President Eisenhower attended for the first time in 1953, and the sitting president has attended every year since. In keeping with that tradition, President Obama is planning on attending. There are compelling reasons why he should skip the breakfast, thereby breaking the 57 year long tradition. Then he would be wise to use his absence to more forcefully speak out against the pending Ugandan law criminalizing homosexuality and the advocacy of gay rights. This law provides for imposition of the death penalty for some “offenses.” Reportedly this law was written, and promoted in the Ugandan Parliament by legislators who are affiliated with, if not actual members of, The Family.
I also must question the ethical propriety of any Administration or Congressional member to openly attend this private event.
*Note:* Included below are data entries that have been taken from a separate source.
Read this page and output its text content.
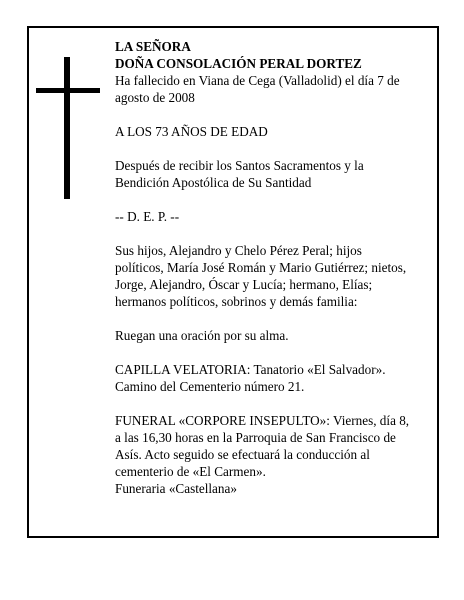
LA SEÑORA

DOÑA CONSOLACIÓN PERAL DORTEZ

Ha fallecido en Viana de Cega (Valladolid) el día 7 de

agosto de 2008

A LOS 73 AÑOS DE EDAD

Después de recibir los Santos Sacramentos y la

Bendición Apostólica de Su Santidad

-- D. E. P. --

Sus hijos, Alejandro y Chelo Pérez Peral; hijos

políticos, María José Román y Mario Gutiérrez; nietos,

Jorge, Alejandro, Óscar y Lucía; hermano, Elías;

hermanos políticos, sobrinos y demás familia:

Ruegan una oración por su alma.

CAPILLA VELATORIA: Tanatorio «El Salvador».

Camino del Cementerio número 21.

FUNERAL «CORPORE INSEPULTO»: Viernes, día 8,

a las 16,30 horas en la Parroquia de San Francisco de

Asís. Acto seguido se efectuará la conducción al

cementerio de «El Carmen».

Funeraria «Castellana»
The organizers, usually known as The Family is hugely secretive, particularly when it comes to revealing the names of members, or any details about its finances. Also, in a statement released earlier this week, Citizens for Responsibility and Ethics in Washington (CREW) noted that the organization’s head, Doug Coe, has praised the organizing abilities of Hitler and Bin Ladin.
Given that The Family obviously does not believe in freedom of speech, of association, of the press, or of religion, is it ethical for those who swore to “preserve, protect and defend the Constitution of the United States” before taking office to attend anyway? Is it appropriate for Administration and Congressional officials to attend an event overseen by one who praises an avowed enemy of the United States?